Kompass Components and Main Tasks¶
Each component runs as a ROS2 lifecycle node and communicates with the other components using ROS2 topics, services or action servers:
System Diagram for Point Navigation¶
In the following, we give a quick tour of the core navigation components, what each one does, and what sensors you actually need to get Kompass up and running.
Core Components¶
Long-range Path finding Computes the optimal route from the robot’s current pose to a goal.
Local Motion Control Generates precise motion commands.
Real-time Environment Context Builds a high-speed occupancy representation of the immediate surroundings.

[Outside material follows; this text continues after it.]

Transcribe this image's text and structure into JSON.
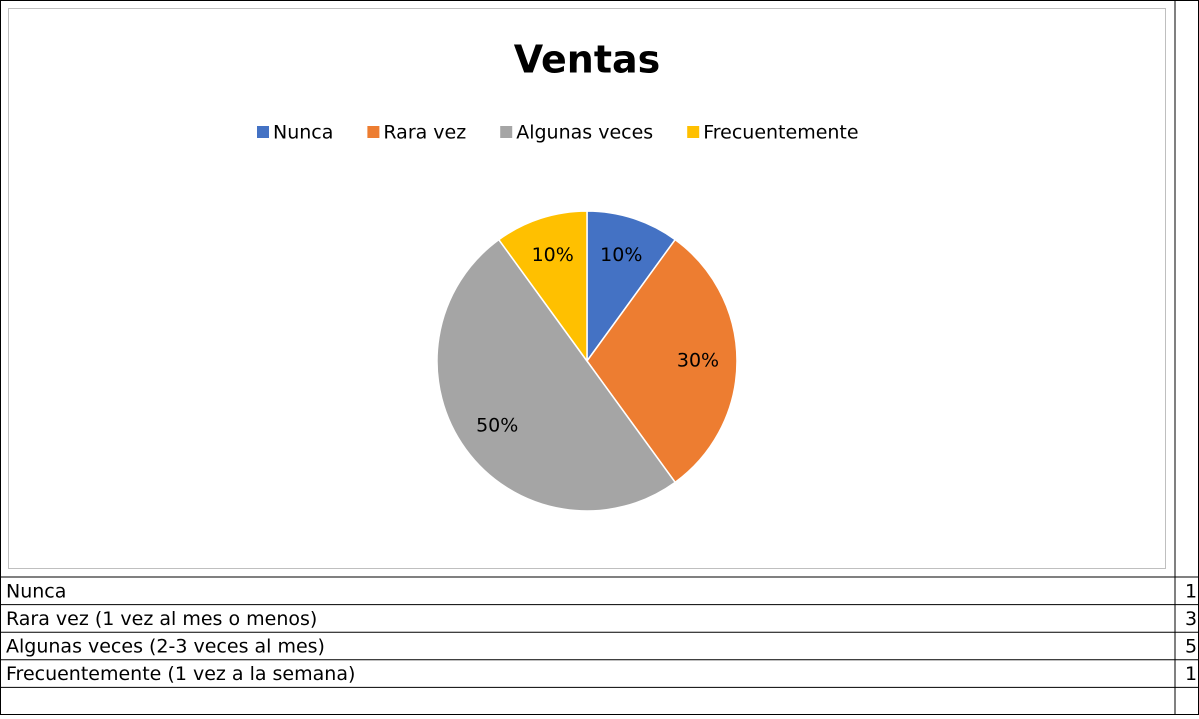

Hardware Interface & Safety The final gateway to the robot’s actuation.
Global Data Management Serves static 2D/3D map files to the rest of the stack.
Calibration & recording Runs automated tests and performs motion recording for calibration and validation
Sensing Requirements¶
Kompass scales with your hardware, from minimal lab setups to sensor-heavy industrial platforms.
Minimum Requirements¶
To get the baseline navigation running, you need:
Odometry: Wheel encoders, IMU, or Visual Odometry.
Obstacle Detection: 2D LiDAR or a Depth Camera.
Global Pose: A localization source (e.g., AMCL, SLAM, or GPS).
Enhanced Features¶
Unlock advanced capabilities with additional sensors:
Depth Cameras: Enable 3D obstacle avoidance and robust RGB-D Vision Following.
3D LiDAR: High-fidelity perception in complex, multi-level environments.
RGB Cameras: Enable semantic understanding and object-based navigation.
GPS/UWB: Precision localization for outdoor or large-scale indoor deployment.